Dan Baxter telah menyiapkan tali pengikat dari sabuk pengaman lama dan dengan tali itu ia mengikat tangan Kapten Starr ke belakang dan juga mengikat pergelangan kakinya. Kemudian ia mendorong komandan perahu rumah itu ke sebuah tiang dan mengamankannya, tangan dan kakinya.

"Nah, sekarang jangan membuat suara apa pun sampai besok pagi," demikian peringatan Dan Baxter. "Jika kau membuat suara, kau akan mendapat masalah.
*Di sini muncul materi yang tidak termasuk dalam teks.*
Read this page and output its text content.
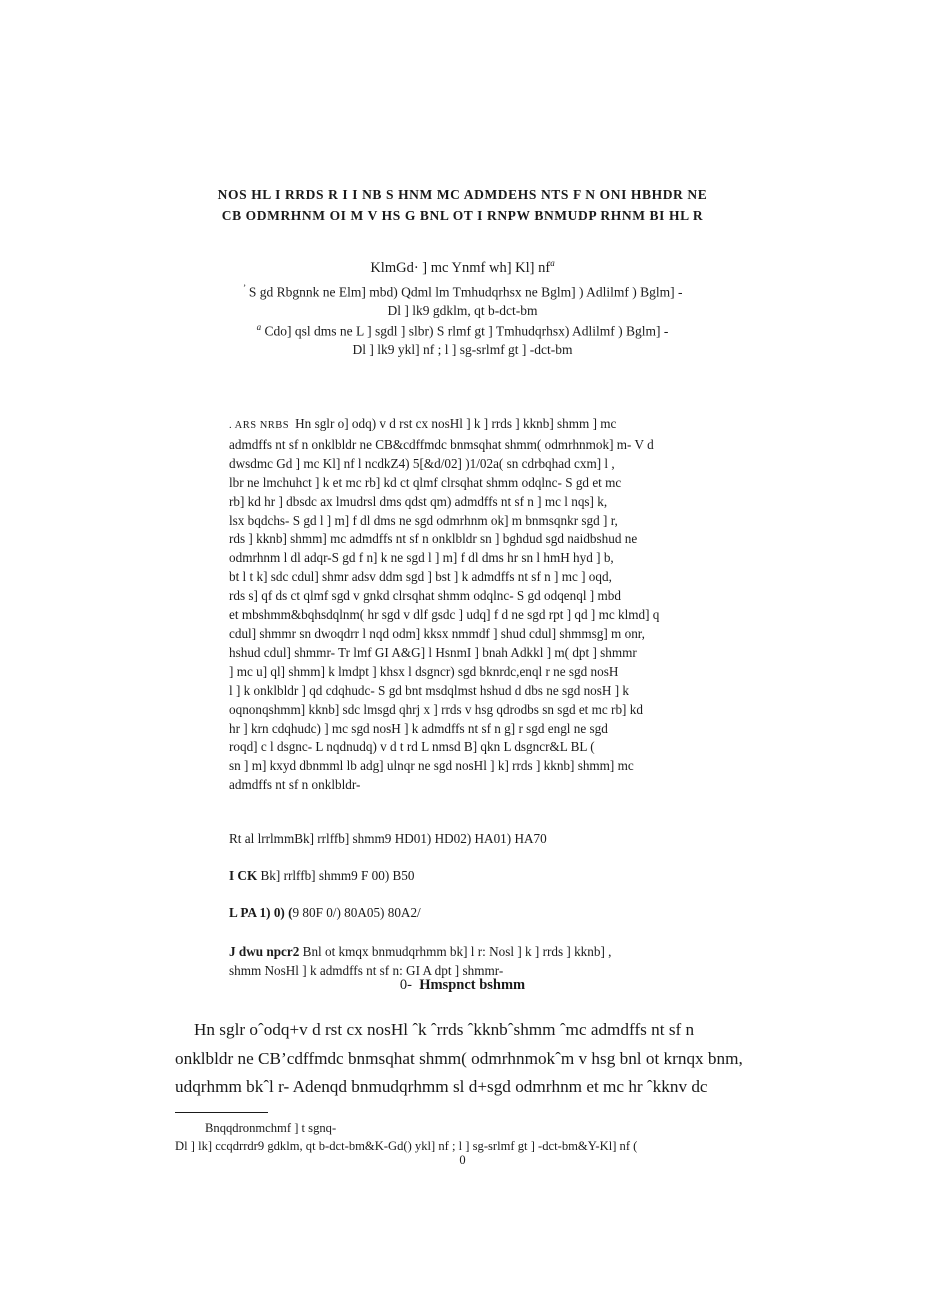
NOS HL I RRDS R I I NB S HNM MC ADMDEHS NTS F N ONI HBHDR NE
CB ODMRHNM OI M V HS G BNL OT I RNPW BNMUDP RHNM BI HL R
KlmGd· ] mc Ynmf wh] Kl] $nf^a$
’ S gd Rbgnnk ne Elm] mbd) Qdml lm Tmhudqrhsx ne Bglm] ) Adlilmf ) Bglm] -
Dl ] lk9 gdklm, qt b-dct-bm
$^a$ Cdo] qsl dms ne L ] sgdl ] slbr) S rlmf gt ] Tmhudqrhsx) Adlilmf ) Bglm] -
Dl ] lk9 ykl] nf ; l ] sg-srlmf gt ] -dct-bm
. ARS NRBS Hn sglr o] odq) v d rst cx nosHl ] k ] rrds ] kknb] shmm ] mc
admdffs nt sf n onklbldr ne CB&cdffmdc bnmsqhat shmm( odmrhnmok] m- V d
dwsdmc Gd ] mc Kl] nf l ncdkZ4) 5[&d/02] )1/02a( sn cdrbqhad cxm] l ,
lbr ne lmchuhct ] k et mc rb] kd ct qlmf clrsqhat shmm odqlnc- S gd et mc
rb] kd hr ] dbsdc ax lmudrsl dms qdst qm) admdffs nt sf n ] mc l nqs] k,
lsx bqdchs- S gd l ] m] f dl dms ne sgd odmrhnm ok] m bnmsqnkr sgd ] r,
rds ] kknb] shmm] mc admdffs nt sf n onklbldr sn ] bghdud sgd naidbshud ne
odmrhnm l dl adqr-S gd f n] k ne sgd l ] m] f dl dms hr sn l hmH hyd ] b,
bt l t k] sdc cdul] shmr adsv ddm sgd ] bst ] k admdffs nt sf n ] mc ] oqd,
rds s] qf ds ct qlmf sgd v gnkd clrsqhat shmm odqlnc- S gd odqenql ] mbd
et mbshmm&bqhsdqlnm( hr sgd v dlf gsdc ] udq] f d ne sgd rpt ] qd ] mc klmd] q
cdul] shmmr sn dwoqdrr l nqd odm] kksx nmmdf ] shud cdul] shmmsg] m onr,
hshud cdul] shmmr- Tr lmf GI A&G] l HsnmI ] bnah Adkkl ] m( dpt ] shmmr
] mc u] ql] shmm] k lmdpt ] khsx l dsgncr) sgd bknrdc,enql r ne sgd nosH
l ] k onklbldr ] qd cdqhudc- S gd bnt msdqlmst hshud d dbs ne sgd nosH ] k
oqnonqshmm] kknb] sdc lmsgd qhrj x ] rrds v hsg qdrodbs sn sgd et mc rb] kd
hr ] krn cdqhudc) ] mc sgd nosH ] k admdffs nt sf n g] r sgd engl ne sgd
roqd] c l dsgnc- L nqdnudq) v d t rd L nmsd B] qkn L dsgncr&L BL (
sn ] m] kxyd dbnmml lb adg] ulnqr ne sgd nosHl ] k] rrds ] kknb] shmm] mc
admdffs nt sf n onklbldr-
Rt al lrrlmmBk] rrlffb] shmm9 HD01) HD02) HA01) HA70
I CK Bk] rrlffb] shmm9 F 00) B50
L PA 1) 0) (9 80F 0/) 80A05) 80A2/
J dwu npcr2 Bnl ot kmqx bnmudqrhmm bk] l r: Nosl ] k ] rrds ] kknb] ,
shmm NosHl ] k admdffs nt sf n: GI A dpt ] shmmr-
0- Hmspnct bshmm
Hn sglr oˆodq+v d rst cx nosHl ˆk ˆrrds ˆkknbˆshmm ˆmc admdffs nt sf n
onklbldr ne CB’cdffmdc bnmsqhat shmm( odmrhnmokˆm v hsg bnl ot krnqx bnm,
udqrhmm bkˆl r- Adenqd bnmudqrhmm sl d+sgd odmrhnm et mc hr ˆkknv dc
Bnqqdronmchmf ] t sgnq-
Dl ] lk] ccqdrrdr9 gdklm, qt b-dct-bm&K-Gd() ykl] nf ; l ] sg-srlmf gt ] -dct-bm&Y-Kl] nf (
0
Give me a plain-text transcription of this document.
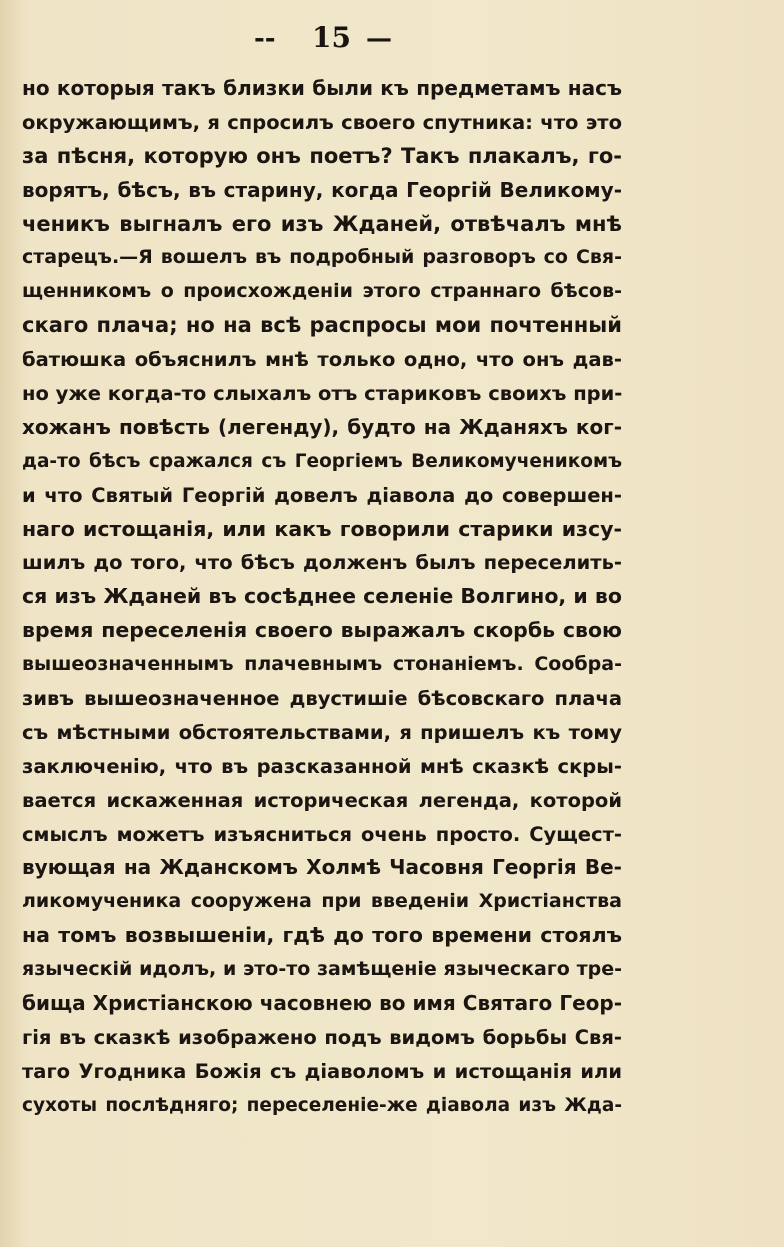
-- 15 —
но которыя такъ близки были къ предметамъ насъ
окружающимъ, я спросилъ своего спутника: что это
за пѣсня, которую онъ поетъ? Такъ плакалъ, го-
ворятъ, бѣсъ, въ старину, когда Георгій Великому-
ченикъ выгналъ его изъ Жданей, отвѣчалъ мнѣ
старецъ.—Я вошелъ въ подробный разговоръ со Свя-
щенникомъ о происхожденіи этого страннаго бѣсов-
скаго плача; но на всѣ распросы мои почтенный
батюшка объяснилъ мнѣ только одно, что онъ дав-
но уже когда-то слыхалъ отъ стариковъ своихъ при-
хожанъ повѣсть (легенду), будто на Жданяхъ ког-
да-то бѣсъ сражался съ Георгіемъ Великомученикомъ
и что Святый Георгій довелъ діавола до совершен-
наго истощанія, или какъ говорили старики изсу-
шилъ до того, что бѣсъ долженъ былъ переселить-
ся изъ Жданей въ сосѣднее селеніе Волгино, и во
время переселенія своего выражалъ скорбь свою
вышеозначеннымъ плачевнымъ стонаніемъ. Сообра-
зивъ вышеозначенное двустишіе бѣсовскаго плача
съ мѣстными обстоятельствами, я пришелъ къ тому
заключенію, что въ разсказанной мнѣ сказкѣ скры-
вается искаженная историческая легенда, которой
смыслъ можетъ изъясниться очень просто. Сущест-
вующая на Жданскомъ Холмѣ Часовня Георгія Ве-
ликомученика сооружена при введеніи Христіанства
на томъ возвышеніи, гдѣ до того времени стоялъ
языческій идолъ, и это-то замѣщеніе языческаго тре-
бища Христіанскою часовнею во имя Святаго Геор-
гія въ сказкѣ изображено подъ видомъ борьбы Свя-
таго Угодника Божія съ діаволомъ и истощанія или
сухоты послѣдняго; переселеніе-же діавола изъ Жда-
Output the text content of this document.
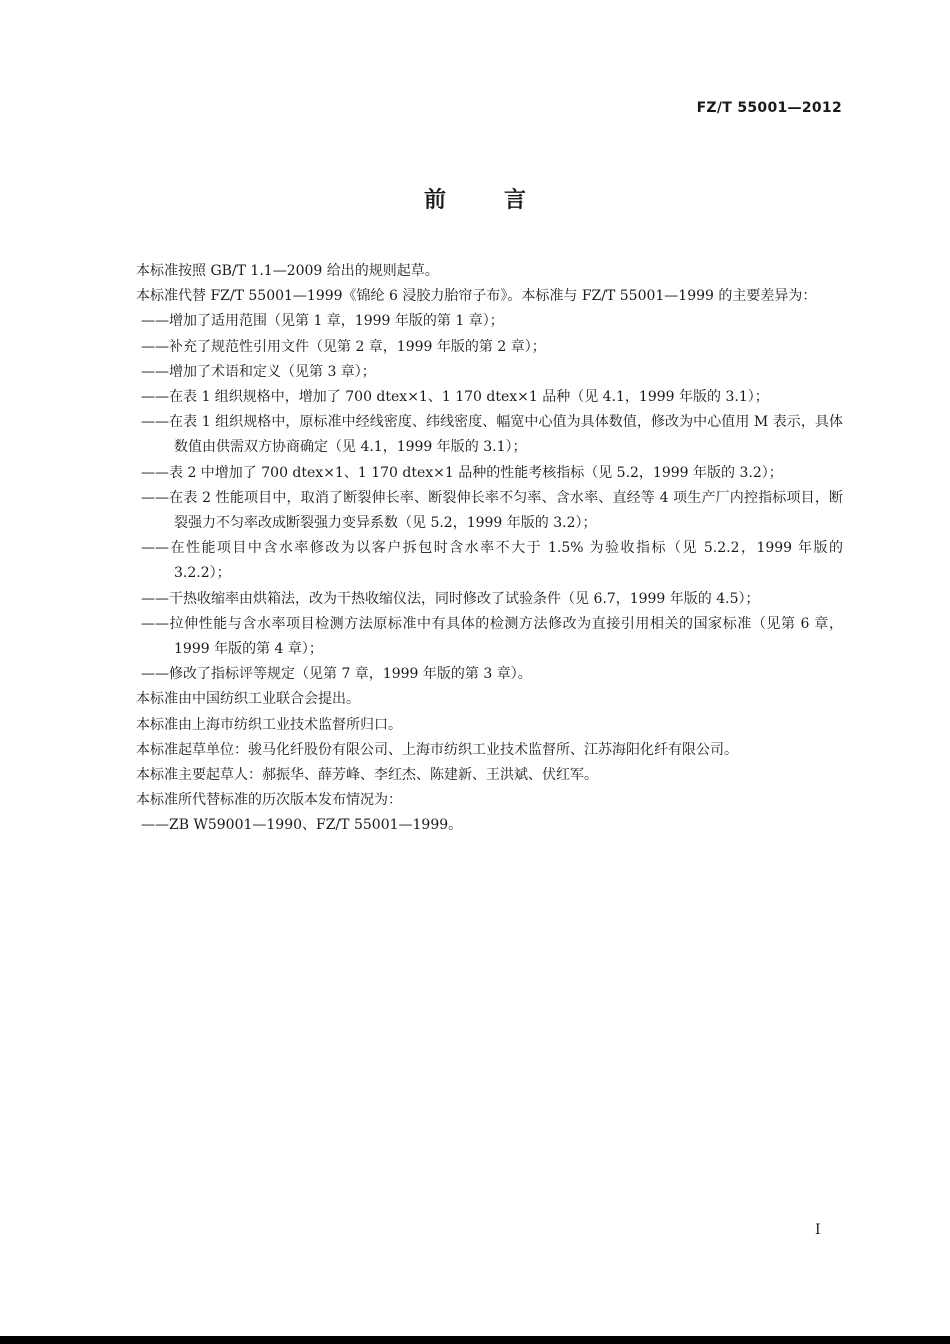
FZ/T 55001—2012
前	言

本标准按照 GB/T 1.1—2009 给出的规则起草。

本标准代替 FZ/T 55001—1999《锦纶 6 浸胶力胎帘子布》。本标准与 FZ/T 55001—1999 的主要差异为：

——增加了适用范围（见第 1 章，1999 年版的第 1 章）；

——补充了规范性引用文件（见第 2 章，1999 年版的第 2 章）；

——增加了术语和定义（见第 3 章）；

——在表 1 组织规格中，增加了 700 dtex×1、1 170 dtex×1 品种（见 4.1，1999 年版的 3.1）；

——在表 1 组织规格中，原标准中经线密度、纬线密度、幅宽中心值为具体数值，修改为中心值用 M 表示，具体数值由供需双方协商确定（见 4.1，1999 年版的 3.1）；

——表 2 中增加了 700 dtex×1、1 170 dtex×1 品种的性能考核指标（见 5.2，1999 年版的 3.2）；

——在表 2 性能项目中，取消了断裂伸长率、断裂伸长率不匀率、含水率、直经等 4 项生产厂内控指标项目，断裂强力不匀率改成断裂强力变异系数（见 5.2，1999 年版的 3.2）；

——在性能项目中含水率修改为以客户拆包时含水率不大于 1.5% 为验收指标（见 5.2.2，1999 年版的 3.2.2）；

——干热收缩率由烘箱法，改为干热收缩仪法，同时修改了试验条件（见 6.7，1999 年版的 4.5）；

——拉伸性能与含水率项目检测方法原标准中有具体的检测方法修改为直接引用相关的国家标准（见第 6 章，1999 年版的第 4 章）；

——修改了指标评等规定（见第 7 章，1999 年版的第 3 章）。

本标准由中国纺织工业联合会提出。

本标准由上海市纺织工业技术监督所归口。

本标准起草单位：骏马化纤股份有限公司、上海市纺织工业技术监督所、江苏海阳化纤有限公司。

本标准主要起草人：郝振华、薛芳峰、李红杰、陈建新、王洪斌、伏红军。

本标准所代替标准的历次版本发布情况为：

——ZB W59001—1990、FZ/T 55001—1999。

I
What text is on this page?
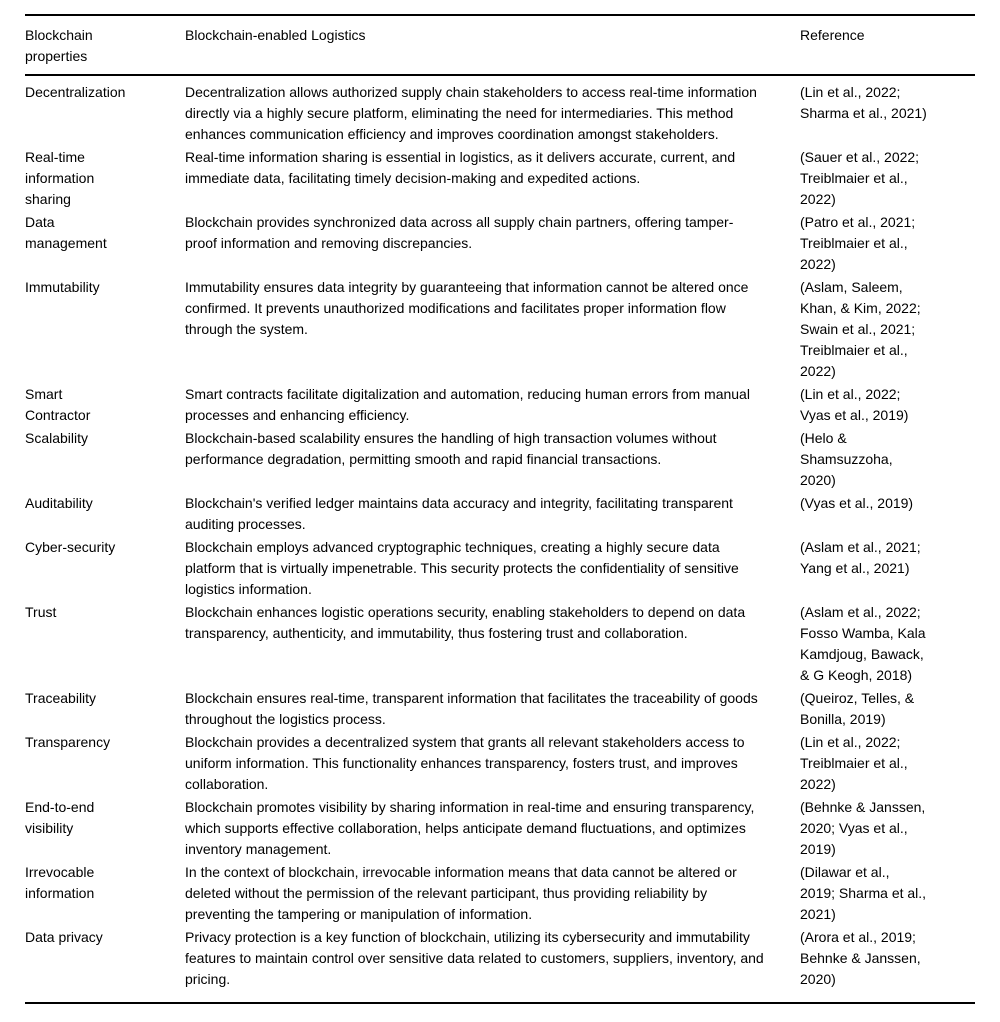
Blockchain properties	Blockchain-enabled Logistics	Reference
Decentralization	Decentralization allows authorized supply chain stakeholders to access real-time information directly via a highly secure platform, eliminating the need for intermediaries. This method enhances communication efficiency and improves coordination amongst stakeholders.	(Lin et al., 2022; Sharma et al., 2021)
Real-time information sharing	Real-time information sharing is essential in logistics, as it delivers accurate, current, and immediate data, facilitating timely decision-making and expedited actions.	(Sauer et al., 2022; Treiblmaier et al., 2022)
Data management	Blockchain provides synchronized data across all supply chain partners, offering tamper-proof information and removing discrepancies.	(Patro et al., 2021; Treiblmaier et al., 2022)
Immutability	Immutability ensures data integrity by guaranteeing that information cannot be altered once confirmed. It prevents unauthorized modifications and facilitates proper information flow through the system.	(Aslam, Saleem, Khan, & Kim, 2022; Swain et al., 2021; Treiblmaier et al., 2022)
Smart Contractor	Smart contracts facilitate digitalization and automation, reducing human errors from manual processes and enhancing efficiency.	(Lin et al., 2022; Vyas et al., 2019)
Scalability	Blockchain-based scalability ensures the handling of high transaction volumes without performance degradation, permitting smooth and rapid financial transactions.	(Helo & Shamsuzzoha, 2020)
Auditability	Blockchain's verified ledger maintains data accuracy and integrity, facilitating transparent auditing processes.	(Vyas et al., 2019)
Cyber-security	Blockchain employs advanced cryptographic techniques, creating a highly secure data platform that is virtually impenetrable. This security protects the confidentiality of sensitive logistics information.	(Aslam et al., 2021; Yang et al., 2021)
Trust	Blockchain enhances logistic operations security, enabling stakeholders to depend on data transparency, authenticity, and immutability, thus fostering trust and collaboration.	(Aslam et al., 2022; Fosso Wamba, Kala Kamdjoug, Bawack, & G Keogh, 2018)
Traceability	Blockchain ensures real-time, transparent information that facilitates the traceability of goods throughout the logistics process.	(Queiroz, Telles, & Bonilla, 2019)
Transparency	Blockchain provides a decentralized system that grants all relevant stakeholders access to uniform information. This functionality enhances transparency, fosters trust, and improves collaboration.	(Lin et al., 2022; Treiblmaier et al., 2022)
End-to-end visibility	Blockchain promotes visibility by sharing information in real-time and ensuring transparency, which supports effective collaboration, helps anticipate demand fluctuations, and optimizes inventory management.	(Behnke & Janssen, 2020; Vyas et al., 2019)
Irrevocable information	In the context of blockchain, irrevocable information means that data cannot be altered or deleted without the permission of the relevant participant, thus providing reliability by preventing the tampering or manipulation of information.	(Dilawar et al., 2019; Sharma et al., 2021)
Data privacy	Privacy protection is a key function of blockchain, utilizing its cybersecurity and immutability features to maintain control over sensitive data related to customers, suppliers, inventory, and pricing.	(Arora et al., 2019; Behnke & Janssen, 2020)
Jika kau tetap tenang, kami akan kembali besok pagi, membebaskanmu, dan memberimu seratus dolar."

"Beri aku seratus dolar?" tanya sang kapten dengan sederhana.

"Itulah yang saya katakan."

"Kalau begitu sebaiknya aku diam saja. Tapi rumah perahu itu—"

"Rumah perahu itu akan dibiarkan di tempatnya."

"Oh, baiklah, Pak," dan sang kapten menghela napas lega. Bahwa dia hanya sedikit berpikiran sederhana sudah tidak perlu diragukan lagi.

Setelah meninggalkan kapten sebagai tawanan, Dan Baxter dan Lew Flapp dengan hati-hati menuju ke rumah perahu itu. Seperti yang mereka duga, Dora kini benar-benar kosong. Mereka melompat ke dek dan memasuki ruang tamu yang mewah.

"Ini bagus," gumam Lew Flapp. "Mereka pasti hidup seperti bangsawan di kapal ini."

"Kau benar. Ada piano dan gitar juga." Baxter masuk ke ruang makan. "Perak asli di atas meja. Flapp, kita beruntung."

"Tentu."

"Perak itu bernilai sejumlah uang tertentu,—saat kita membutuhkan dana tersebut."

"Apakah Anda mau menjualnya?"

"Kenapa tidak? Bukankah sudah kukatakan bahwa para perampok merampok tambang ayahku? Ini bukan apa-apa dibandingkan dengan apa yang mereka miliki, yang merupakan milik kita." Dari ruang makan, para pemuda nakal itu menuju ke kamar-kamar mewah.

"Koper-koper penuh barang," ujar Flapp. "Kita tidak akan kekurangan pakaian."

"Saya harap ada uang di beberapa di antaranya," jawab Dan Baxter.

"Bukankah sebaiknya kita menundanya?" tanya Flapp dengan gugup. "Beberapa dari mereka mungkin akan kembali, lho."

"Ya, mari kita segera berangkat. Kabut yang muncul ini akan membantu kita untuk pergi."

Setelah meninggalkan kabin tempat mereka berada, mereka pergi ke dek dan mulai melepaskan tali perahu rumah. Saat mereka melakukan itu, mereka mendengar suara dua kuda mendekat.

"Seseorang datang," kata Flapp, dan sesaat kemudian Dora dan Nellie terlihat. Rok Nellie robek parah, dan ia bermaksud, jika ia bisa menemukan perahu rumah itu, untuk mengenakan rok baru sebelum kembali ke tempat Tom dan Dick meninggalkan mereka di jalan raya.

"Sayang sekali kamu terjatuh dan merobek rokmu," kata Dora. "Tapi kurasa kamu bisa bersyukur karena tidak terluka."

"Itu benar. Tapi anak-anak akan berpikir aku tidak bisa menunggang kuda, dan—Oh!"

Nellie tiba-tiba berhenti dan menunjuk ke arah rumah perahu itu.

"Dan Baxter," seru Dora tiba-tiba. "Oh, bagaimana orang itu bisa sampai di sini?"

"Dora Stanhope!" gumam Baxter, lalu dia dan Lew Flapp berlari ke arah gadis-gadis itu.